Interest deductibility has been restored, which means you can now claim interest as an expense for any residential investment property you own, irrespective of when the rental property was purchased or when the loan was drawn down. 

The changes are happening in two phases:

From 1 April 2024, you can claim a deduction for 80% of the interest on funds borrowed for the residential property 

From 1 April 2025, you’ll be able to claim 100% of the interest deduction instead of 80%.


How interest deductibility works

Tax calculations can be complex and affect investors differently. The savings from these tax changes may differ, as tax rules vary according to property type, date of purchase and who is renting the property.


Examples of deducting home loan interest costs

Here are two scenarios for an investment property with:

A $650,000 home loan with a 30-year loan term 

A 7.24% p.a. one-year fixed interest rate 

Principal and interest repayments. 

We’ve used the 33% income tax rate in these scenarios.

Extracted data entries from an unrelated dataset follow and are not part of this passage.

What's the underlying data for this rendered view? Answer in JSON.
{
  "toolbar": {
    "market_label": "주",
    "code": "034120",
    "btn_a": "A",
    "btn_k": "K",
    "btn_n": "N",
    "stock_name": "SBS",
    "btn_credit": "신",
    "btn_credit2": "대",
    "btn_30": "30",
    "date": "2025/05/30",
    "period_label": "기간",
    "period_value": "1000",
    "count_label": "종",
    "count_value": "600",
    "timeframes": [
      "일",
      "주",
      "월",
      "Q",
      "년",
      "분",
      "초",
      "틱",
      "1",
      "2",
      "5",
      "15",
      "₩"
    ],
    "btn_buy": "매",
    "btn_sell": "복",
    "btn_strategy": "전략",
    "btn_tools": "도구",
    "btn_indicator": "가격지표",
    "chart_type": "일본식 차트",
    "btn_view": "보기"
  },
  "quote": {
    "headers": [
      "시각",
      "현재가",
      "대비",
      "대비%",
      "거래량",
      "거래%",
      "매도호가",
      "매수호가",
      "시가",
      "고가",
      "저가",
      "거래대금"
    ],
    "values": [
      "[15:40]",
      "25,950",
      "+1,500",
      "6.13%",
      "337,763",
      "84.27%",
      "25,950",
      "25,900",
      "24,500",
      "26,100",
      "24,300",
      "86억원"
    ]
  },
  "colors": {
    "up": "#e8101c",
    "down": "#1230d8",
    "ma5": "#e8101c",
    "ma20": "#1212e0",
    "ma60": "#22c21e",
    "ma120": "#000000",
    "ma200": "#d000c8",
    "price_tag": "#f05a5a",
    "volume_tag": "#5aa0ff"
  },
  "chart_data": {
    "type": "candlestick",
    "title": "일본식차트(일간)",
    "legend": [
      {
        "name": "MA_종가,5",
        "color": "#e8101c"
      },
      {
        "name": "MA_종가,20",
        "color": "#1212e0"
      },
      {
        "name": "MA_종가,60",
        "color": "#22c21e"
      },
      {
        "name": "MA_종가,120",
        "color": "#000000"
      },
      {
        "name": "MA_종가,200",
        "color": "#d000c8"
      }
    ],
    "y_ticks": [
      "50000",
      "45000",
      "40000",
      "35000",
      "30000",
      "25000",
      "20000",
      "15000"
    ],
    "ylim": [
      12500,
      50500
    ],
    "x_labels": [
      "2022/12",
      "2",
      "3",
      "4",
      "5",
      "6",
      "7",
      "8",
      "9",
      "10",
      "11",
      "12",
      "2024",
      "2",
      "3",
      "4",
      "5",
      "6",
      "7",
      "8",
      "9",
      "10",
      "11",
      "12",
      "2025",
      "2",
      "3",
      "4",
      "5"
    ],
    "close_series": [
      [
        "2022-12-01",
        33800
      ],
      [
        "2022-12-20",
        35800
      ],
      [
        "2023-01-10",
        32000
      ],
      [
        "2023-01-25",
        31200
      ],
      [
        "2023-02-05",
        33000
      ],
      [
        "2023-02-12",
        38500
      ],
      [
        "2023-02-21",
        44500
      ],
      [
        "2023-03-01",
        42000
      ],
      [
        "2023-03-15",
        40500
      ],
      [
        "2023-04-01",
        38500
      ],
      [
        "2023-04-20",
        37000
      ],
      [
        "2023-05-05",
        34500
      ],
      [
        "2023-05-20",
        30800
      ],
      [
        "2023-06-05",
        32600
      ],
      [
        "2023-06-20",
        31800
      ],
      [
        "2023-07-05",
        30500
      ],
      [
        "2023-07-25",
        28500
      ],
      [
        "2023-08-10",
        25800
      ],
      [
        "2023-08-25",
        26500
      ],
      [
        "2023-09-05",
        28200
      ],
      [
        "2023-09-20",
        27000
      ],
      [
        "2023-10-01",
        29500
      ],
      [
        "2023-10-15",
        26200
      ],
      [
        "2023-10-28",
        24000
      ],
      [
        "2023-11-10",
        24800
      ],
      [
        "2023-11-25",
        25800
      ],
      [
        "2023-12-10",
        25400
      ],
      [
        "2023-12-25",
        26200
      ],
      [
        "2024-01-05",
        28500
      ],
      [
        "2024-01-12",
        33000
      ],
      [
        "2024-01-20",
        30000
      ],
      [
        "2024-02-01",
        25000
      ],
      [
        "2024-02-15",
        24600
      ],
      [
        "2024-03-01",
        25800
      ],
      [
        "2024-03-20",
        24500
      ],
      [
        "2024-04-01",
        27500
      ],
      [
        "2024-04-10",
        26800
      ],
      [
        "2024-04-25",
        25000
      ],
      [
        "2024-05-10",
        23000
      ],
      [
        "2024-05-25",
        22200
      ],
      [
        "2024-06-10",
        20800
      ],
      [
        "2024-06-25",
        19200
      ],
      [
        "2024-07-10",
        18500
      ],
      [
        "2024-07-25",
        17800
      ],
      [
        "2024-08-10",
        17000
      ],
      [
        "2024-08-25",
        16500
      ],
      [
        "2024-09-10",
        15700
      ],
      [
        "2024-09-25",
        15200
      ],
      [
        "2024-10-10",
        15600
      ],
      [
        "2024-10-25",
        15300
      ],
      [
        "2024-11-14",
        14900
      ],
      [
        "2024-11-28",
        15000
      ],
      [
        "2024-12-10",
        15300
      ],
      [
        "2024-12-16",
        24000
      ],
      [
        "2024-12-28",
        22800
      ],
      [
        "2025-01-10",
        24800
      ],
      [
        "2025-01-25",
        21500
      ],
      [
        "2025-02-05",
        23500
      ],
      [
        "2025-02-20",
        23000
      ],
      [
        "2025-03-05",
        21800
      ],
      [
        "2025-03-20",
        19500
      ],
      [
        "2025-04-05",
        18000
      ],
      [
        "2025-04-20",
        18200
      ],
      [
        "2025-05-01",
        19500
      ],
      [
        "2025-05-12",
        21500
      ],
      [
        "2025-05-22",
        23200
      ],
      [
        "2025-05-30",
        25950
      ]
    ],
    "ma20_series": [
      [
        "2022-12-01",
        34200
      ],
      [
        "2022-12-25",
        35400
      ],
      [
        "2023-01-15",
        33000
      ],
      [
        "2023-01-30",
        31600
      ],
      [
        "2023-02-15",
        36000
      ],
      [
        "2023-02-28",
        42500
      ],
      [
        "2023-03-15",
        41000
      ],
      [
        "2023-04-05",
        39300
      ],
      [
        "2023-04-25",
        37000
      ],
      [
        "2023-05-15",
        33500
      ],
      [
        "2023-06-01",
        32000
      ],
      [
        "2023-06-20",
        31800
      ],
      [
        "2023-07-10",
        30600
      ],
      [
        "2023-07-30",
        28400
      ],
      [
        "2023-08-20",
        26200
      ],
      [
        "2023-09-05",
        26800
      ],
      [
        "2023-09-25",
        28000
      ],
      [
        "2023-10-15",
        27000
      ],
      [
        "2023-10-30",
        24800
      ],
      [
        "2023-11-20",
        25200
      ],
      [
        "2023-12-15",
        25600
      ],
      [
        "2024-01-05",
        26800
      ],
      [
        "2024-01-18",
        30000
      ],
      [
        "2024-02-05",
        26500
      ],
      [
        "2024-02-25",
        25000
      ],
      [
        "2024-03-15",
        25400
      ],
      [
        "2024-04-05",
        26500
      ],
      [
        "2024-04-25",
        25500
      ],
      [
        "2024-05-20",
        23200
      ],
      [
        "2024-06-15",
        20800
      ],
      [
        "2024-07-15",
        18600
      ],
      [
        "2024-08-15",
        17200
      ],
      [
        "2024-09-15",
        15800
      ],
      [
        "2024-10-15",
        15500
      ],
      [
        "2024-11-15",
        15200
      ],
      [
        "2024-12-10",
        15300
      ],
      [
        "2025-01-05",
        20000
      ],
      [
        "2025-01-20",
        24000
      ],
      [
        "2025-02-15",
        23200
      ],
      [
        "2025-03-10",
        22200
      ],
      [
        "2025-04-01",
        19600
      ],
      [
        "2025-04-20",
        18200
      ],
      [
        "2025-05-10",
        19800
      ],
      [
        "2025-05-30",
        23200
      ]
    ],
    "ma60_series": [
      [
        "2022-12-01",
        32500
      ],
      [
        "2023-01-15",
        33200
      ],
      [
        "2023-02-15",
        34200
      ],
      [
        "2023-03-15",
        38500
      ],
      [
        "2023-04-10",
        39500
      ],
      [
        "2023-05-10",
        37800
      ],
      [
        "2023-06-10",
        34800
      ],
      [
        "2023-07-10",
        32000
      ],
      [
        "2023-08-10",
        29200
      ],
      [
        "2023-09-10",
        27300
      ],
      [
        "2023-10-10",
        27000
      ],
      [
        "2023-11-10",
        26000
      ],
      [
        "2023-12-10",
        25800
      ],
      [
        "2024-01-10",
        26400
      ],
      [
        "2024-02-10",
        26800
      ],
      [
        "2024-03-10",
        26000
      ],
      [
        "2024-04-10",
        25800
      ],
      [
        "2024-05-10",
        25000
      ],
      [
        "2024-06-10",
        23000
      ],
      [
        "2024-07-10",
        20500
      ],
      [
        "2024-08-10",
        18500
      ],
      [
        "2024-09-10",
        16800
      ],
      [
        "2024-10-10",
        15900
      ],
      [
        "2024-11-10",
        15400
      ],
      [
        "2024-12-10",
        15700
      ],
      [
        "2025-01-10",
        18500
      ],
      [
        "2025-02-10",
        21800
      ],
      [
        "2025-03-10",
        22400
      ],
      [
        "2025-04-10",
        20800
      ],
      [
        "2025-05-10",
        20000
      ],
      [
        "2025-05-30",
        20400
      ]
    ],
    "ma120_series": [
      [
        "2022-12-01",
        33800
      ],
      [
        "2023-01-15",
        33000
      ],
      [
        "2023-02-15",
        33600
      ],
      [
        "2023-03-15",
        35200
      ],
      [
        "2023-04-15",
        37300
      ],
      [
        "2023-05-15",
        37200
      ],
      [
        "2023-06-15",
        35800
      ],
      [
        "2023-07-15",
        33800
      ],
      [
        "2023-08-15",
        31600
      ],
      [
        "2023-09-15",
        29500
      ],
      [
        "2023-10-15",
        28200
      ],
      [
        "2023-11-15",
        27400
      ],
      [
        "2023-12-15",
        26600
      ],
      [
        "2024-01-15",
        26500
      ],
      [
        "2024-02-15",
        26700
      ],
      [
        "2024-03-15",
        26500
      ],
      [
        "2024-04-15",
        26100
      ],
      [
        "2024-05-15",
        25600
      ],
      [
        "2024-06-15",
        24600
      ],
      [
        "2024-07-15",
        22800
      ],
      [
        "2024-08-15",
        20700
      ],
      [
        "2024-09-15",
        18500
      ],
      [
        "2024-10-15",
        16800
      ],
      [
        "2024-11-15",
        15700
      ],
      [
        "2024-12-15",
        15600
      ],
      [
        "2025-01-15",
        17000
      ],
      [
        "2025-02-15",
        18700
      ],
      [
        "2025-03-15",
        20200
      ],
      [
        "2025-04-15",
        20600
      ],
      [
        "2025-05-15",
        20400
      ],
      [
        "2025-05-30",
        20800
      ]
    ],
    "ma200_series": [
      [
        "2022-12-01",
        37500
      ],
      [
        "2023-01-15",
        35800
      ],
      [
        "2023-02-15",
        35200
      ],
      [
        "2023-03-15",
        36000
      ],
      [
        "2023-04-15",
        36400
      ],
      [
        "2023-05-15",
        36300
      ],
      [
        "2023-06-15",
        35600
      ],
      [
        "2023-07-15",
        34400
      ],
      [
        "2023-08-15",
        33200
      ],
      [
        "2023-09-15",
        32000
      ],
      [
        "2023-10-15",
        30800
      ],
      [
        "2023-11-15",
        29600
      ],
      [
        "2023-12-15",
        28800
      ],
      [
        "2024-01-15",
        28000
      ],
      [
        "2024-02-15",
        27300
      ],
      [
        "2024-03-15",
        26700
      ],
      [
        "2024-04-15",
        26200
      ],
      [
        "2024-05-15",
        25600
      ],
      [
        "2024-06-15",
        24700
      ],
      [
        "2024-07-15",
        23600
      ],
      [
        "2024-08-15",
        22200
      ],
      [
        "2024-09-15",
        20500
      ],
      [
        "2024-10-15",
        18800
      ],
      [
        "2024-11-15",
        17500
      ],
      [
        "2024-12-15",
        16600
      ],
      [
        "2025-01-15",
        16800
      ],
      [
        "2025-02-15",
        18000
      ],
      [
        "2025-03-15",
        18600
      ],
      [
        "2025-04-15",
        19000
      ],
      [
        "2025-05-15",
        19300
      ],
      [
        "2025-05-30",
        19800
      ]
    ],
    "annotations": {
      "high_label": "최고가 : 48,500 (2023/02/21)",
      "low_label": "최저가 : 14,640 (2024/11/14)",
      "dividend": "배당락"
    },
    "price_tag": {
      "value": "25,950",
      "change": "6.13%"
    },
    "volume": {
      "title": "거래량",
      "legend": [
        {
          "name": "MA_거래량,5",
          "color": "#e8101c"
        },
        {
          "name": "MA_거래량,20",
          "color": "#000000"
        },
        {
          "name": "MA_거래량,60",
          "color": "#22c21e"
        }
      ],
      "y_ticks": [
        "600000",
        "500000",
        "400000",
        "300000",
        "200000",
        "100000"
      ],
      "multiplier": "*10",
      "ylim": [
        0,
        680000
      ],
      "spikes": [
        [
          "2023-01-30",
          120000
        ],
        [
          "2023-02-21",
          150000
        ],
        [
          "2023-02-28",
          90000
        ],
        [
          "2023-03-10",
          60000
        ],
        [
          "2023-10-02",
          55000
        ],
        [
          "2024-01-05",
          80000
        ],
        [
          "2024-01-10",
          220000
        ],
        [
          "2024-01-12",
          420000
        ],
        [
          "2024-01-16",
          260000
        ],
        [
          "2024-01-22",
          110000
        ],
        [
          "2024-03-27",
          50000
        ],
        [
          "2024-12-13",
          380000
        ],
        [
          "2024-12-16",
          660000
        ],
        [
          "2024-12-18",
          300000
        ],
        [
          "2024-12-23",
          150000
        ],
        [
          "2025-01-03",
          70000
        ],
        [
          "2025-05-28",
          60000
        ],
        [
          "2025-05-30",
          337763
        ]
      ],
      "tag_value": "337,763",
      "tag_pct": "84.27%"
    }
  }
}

House bought in October 2021

As this purchase occurred after interest deductibility was removed, it’ll be the first time the property investor can claim a tax deduction for interest costs: 

The property investor can now get an 80% tax deduction on interest costs to offset their taxable rental income for 1 April 2024 to 31 March 2025

This could save the property investor approximately $12,245 in tax in the first year alone – that's $235 per week.


House bought in February 2021

As this purchase occurred just before the tax changes in 2021, the property investor would've been operating under a slightly different set of tax rules: 

For the tax year ending 31 March 2024, the property investor could deduct 50% of their interest costs when calculating their tax

For 1 April 2024 to 31 March 2025, this deduction has increased to 80%

The property investor could save an additional amount of approximately $4,514 in the tax year ending 31 March 2025 – that’s $87 per week. 

The property investor won't save as much on tax because they weren’t paying as much tax to begin with.